Absolutely love the podcast and Pete's book. The information in both has made a huge difference to my understanding of what to do with my finances.
My question is about expected returns when investing in equities. If often hear people use 5% growth as a estimate to use when predicting possible future values of an investment.
But from what I can see (and I could be wrong!) The global stock market has averaged around 8-9% over the last 20 years. This obviously makes a huge difference to the total expected value when compared to 5%.
I currently have a DB scheme pension through the fire service, so I do my 'extra' investing through a S+S ISA global index fund with 100% equities which has averaged 8.5% over the last 8 years.
I am happy with a higher risk level as I have the DB pension from the Fire Service.
Am I missing something with my numbers?
Thanks again for all the great information. I have recommended you to many of my friends.
Kind Regards
James W
08:22 Question 2
Hi Pete and Roger,
Thank you so much for your contribution to making the world a better place. Your passion for sharing and educating everyone is inspiring.
I have a question about our Save As You Earn Scheme maturing this year. I'm lucky enough that (at the current price) I'll get a total return of > £20k at maturity in November. Not counting my chickens, but I'd like to plan the most tax efficient way of receiving these funds.
The SAYE provider offers a flexible ISA to receive the shares. Could I transfer enough shares for £20k into the ISA, sell and withdraw enough cash to make space to then transfer the rest of the shares to avoid any CGT?
Alternatively, could I exercise the option in March and partially transfer into an ISA across the tax year end?
Are there any other mechanisms I could use to minimise tax?
Thank you again for all of your hard work.
Priten
15:01 Question 3
Hi Team
Long time listener and YouTube viewer, heck I even watched a video when Pete wore a tie!
Your podcasts have made me change my pension default funds, increase my salary sacrifice (really affects take home pay a lot less than people think!) and generally have confidence in my future. Thank you!

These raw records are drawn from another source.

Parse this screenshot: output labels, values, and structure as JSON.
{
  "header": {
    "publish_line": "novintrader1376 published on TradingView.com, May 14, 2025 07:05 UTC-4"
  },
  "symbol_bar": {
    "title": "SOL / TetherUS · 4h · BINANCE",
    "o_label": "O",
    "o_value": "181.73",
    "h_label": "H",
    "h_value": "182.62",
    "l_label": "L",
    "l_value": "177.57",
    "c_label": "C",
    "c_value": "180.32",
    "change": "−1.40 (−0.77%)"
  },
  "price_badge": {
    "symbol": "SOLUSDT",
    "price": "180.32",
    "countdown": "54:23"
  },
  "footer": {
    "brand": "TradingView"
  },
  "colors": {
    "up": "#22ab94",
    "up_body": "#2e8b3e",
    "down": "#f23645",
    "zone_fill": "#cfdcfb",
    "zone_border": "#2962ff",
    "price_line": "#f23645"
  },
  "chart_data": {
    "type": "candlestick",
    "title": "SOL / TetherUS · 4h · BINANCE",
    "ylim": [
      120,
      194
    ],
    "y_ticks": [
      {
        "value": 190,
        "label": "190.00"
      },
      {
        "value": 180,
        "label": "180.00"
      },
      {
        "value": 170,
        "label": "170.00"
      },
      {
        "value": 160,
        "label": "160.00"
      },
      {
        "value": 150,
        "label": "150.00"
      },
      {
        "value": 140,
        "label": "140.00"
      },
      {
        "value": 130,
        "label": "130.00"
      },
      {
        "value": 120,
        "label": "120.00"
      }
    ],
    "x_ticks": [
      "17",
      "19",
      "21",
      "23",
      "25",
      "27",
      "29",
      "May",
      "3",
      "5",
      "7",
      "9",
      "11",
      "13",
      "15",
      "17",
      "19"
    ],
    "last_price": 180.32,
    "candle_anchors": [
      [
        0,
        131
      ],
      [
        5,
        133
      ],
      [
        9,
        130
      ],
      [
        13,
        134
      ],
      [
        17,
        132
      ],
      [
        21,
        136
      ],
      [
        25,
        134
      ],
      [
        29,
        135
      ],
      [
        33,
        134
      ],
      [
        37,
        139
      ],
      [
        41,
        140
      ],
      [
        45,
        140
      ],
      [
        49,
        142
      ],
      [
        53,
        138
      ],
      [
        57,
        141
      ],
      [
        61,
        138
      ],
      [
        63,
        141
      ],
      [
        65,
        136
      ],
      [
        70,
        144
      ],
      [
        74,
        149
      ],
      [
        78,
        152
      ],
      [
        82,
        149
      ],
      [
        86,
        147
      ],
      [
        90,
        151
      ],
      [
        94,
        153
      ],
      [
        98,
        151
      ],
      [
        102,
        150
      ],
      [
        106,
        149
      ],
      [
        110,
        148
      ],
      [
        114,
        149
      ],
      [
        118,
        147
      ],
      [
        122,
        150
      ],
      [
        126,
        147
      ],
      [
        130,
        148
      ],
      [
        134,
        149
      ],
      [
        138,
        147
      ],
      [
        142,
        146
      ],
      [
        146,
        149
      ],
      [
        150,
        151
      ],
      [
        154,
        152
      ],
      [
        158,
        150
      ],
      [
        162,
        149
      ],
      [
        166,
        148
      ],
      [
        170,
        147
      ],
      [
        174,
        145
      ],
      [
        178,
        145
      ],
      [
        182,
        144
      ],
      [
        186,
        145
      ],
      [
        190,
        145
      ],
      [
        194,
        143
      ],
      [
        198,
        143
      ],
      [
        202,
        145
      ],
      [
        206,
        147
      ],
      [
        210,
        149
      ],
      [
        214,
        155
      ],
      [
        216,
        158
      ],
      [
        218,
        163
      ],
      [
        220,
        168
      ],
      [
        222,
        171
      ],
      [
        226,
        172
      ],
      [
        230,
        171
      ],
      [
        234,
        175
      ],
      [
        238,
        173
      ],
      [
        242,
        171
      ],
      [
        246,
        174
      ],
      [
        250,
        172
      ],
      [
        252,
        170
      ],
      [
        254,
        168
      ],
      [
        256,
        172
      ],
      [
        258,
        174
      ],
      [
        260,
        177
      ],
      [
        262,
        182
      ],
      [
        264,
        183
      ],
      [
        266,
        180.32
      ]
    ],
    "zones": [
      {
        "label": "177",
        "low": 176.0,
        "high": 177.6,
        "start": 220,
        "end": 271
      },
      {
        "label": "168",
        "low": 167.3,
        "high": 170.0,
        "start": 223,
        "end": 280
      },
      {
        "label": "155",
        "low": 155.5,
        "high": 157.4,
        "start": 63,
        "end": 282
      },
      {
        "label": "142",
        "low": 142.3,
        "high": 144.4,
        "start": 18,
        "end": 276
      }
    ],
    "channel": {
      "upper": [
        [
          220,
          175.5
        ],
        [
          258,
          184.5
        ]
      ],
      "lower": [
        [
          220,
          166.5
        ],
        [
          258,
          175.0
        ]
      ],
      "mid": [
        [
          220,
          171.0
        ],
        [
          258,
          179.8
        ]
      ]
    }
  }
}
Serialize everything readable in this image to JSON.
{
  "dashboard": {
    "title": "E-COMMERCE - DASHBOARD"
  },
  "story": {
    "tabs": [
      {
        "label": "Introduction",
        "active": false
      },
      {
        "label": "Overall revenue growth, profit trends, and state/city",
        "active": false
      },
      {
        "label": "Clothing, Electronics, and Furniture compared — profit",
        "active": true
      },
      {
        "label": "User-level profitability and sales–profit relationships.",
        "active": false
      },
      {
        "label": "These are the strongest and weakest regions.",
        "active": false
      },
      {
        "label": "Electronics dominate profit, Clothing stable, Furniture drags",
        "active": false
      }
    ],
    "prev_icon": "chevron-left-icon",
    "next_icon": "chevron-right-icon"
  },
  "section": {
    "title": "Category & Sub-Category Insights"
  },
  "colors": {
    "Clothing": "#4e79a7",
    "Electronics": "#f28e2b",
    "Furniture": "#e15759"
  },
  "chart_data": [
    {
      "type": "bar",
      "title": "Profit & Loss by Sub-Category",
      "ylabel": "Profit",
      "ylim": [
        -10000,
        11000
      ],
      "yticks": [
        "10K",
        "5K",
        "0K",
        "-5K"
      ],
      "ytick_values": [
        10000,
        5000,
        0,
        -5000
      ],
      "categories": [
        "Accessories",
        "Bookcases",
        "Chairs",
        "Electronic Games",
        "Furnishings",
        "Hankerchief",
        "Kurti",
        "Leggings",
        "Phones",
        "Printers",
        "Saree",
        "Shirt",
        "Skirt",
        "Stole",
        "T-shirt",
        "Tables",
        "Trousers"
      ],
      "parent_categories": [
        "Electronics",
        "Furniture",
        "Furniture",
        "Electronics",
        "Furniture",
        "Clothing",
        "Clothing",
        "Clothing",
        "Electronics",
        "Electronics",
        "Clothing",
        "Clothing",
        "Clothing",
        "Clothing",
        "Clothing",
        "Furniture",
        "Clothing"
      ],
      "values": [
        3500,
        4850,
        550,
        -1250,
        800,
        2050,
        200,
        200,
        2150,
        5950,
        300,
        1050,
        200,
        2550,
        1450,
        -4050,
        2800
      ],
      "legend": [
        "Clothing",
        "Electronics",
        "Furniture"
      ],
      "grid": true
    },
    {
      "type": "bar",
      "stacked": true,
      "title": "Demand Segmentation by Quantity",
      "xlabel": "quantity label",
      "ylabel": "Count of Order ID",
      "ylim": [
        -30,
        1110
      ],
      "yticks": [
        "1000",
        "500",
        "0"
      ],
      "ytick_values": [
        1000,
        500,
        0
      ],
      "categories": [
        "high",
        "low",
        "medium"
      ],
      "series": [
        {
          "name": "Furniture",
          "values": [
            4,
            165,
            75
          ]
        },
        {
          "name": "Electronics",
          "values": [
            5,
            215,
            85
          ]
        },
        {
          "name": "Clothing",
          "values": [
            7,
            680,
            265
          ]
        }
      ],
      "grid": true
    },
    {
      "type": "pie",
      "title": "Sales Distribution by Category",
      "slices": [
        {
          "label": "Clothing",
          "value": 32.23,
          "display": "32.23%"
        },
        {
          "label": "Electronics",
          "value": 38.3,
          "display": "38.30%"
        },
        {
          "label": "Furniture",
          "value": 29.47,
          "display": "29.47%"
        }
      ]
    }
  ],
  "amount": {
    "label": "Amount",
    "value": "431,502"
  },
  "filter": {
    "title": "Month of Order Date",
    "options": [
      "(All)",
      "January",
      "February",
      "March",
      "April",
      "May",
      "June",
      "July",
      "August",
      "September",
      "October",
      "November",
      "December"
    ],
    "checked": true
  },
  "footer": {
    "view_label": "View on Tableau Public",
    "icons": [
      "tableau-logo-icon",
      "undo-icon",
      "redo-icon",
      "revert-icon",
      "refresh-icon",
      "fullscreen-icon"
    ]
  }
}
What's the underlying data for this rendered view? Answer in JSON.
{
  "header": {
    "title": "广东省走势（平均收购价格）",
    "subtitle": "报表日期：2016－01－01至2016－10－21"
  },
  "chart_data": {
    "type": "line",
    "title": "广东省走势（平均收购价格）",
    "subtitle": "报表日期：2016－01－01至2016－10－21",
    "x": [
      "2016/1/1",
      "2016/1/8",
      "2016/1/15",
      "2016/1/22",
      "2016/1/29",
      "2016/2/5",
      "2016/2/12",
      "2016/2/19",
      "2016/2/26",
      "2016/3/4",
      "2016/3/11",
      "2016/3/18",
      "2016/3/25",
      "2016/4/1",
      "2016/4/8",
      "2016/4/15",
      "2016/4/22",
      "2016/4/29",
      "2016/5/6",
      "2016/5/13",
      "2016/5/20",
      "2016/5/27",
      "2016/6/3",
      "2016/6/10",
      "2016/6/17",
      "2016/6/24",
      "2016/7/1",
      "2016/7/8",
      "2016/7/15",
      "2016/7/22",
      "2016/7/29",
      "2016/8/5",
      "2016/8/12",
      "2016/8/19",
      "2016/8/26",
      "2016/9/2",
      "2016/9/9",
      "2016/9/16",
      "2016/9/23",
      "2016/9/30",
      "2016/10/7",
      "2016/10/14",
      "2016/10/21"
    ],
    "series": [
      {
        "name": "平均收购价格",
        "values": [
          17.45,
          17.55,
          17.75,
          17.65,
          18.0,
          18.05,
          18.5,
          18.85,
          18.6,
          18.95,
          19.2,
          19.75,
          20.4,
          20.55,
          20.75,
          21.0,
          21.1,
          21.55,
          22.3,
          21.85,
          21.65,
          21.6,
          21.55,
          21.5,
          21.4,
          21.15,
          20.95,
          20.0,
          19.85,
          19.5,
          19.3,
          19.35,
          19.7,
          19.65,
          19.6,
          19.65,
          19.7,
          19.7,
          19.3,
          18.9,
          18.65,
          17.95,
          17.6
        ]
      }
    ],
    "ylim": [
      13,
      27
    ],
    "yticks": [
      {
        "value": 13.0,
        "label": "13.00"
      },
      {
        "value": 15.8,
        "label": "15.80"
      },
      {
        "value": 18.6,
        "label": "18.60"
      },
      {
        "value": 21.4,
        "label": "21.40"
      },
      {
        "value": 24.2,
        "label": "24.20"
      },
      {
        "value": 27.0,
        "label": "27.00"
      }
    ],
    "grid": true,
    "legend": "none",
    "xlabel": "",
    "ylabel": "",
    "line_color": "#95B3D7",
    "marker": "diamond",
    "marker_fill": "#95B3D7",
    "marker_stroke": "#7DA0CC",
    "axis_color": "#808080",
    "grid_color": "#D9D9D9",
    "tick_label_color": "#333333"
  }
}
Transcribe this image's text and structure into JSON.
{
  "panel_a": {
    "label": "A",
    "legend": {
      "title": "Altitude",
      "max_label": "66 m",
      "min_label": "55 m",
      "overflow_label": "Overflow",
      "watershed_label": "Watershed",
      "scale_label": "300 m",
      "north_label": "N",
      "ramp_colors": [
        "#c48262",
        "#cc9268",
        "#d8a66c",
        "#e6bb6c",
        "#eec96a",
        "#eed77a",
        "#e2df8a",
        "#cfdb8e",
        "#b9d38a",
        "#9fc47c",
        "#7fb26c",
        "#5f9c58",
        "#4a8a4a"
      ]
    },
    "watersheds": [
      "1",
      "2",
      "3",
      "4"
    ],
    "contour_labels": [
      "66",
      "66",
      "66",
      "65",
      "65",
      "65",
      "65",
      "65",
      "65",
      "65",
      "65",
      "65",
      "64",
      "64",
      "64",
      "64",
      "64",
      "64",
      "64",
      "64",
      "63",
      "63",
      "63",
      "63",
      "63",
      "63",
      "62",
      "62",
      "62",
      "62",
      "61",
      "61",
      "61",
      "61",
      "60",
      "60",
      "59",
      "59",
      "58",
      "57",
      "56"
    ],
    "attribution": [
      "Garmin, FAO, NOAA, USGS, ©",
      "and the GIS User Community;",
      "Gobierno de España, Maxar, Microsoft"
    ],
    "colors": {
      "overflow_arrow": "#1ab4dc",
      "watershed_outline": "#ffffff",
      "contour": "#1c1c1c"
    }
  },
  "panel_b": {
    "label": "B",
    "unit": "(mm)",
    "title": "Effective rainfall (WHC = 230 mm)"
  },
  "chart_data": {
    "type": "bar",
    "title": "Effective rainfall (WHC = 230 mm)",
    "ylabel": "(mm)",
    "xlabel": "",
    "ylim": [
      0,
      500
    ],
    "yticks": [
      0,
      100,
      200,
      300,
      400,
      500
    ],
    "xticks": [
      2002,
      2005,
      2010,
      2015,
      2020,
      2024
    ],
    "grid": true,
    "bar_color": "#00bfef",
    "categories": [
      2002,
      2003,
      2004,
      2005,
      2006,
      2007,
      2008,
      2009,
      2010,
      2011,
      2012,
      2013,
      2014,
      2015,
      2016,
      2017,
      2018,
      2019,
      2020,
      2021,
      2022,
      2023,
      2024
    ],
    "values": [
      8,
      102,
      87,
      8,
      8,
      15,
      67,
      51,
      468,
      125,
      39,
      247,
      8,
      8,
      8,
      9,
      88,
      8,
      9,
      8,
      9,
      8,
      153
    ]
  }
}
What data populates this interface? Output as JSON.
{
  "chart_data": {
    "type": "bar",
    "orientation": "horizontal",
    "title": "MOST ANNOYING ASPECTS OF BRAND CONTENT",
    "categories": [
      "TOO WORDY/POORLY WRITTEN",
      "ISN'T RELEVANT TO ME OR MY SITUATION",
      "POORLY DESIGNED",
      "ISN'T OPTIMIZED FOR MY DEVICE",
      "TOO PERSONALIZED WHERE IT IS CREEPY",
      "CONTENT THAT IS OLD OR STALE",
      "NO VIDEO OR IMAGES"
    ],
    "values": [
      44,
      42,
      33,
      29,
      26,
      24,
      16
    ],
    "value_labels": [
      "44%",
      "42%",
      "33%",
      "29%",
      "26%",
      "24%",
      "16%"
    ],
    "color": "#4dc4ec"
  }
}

Question: When I do finally decide to retire I'm planning a 1-2 year cash buffer for any market disasters that may happen. But when would you say to use this? The markets always move up and down a bit but should I use the cash buffer if they drop 3%, 5%, 10%? And then if I've taken 1 years worth of income from the buffer how do I rebuild the buffer? For example I'm targeting a pension drawdown of around £45K per year to keep below 40% tax. But if I've just used up the buffer then I'll be taxed 40% on taking out extra to rebuild it, so why bother as any downturn is very likely to be smaller than 40%! Wouldn't it just make sense to take out less in a downturn than get taxed 40% to rebuild a buffer?
Thanks for all the podcasts!
Simon Doig Halifax (but was in Cornwall!)
213:33 Question 4
Hi guys
Podcast question for you please:
"I've been a listener for ages, and so I have started to do the good things you suggest. I had a workplace pension (local gov DB) but now I have AVC's, a SIPP, and an S&S ISA, as well as a savings account and life insurance/ critical illness cover. Thank you.
I am making contributions monthly to my pension and ISA but the gist of my question is, is it worth it if I'm only saving small amounts?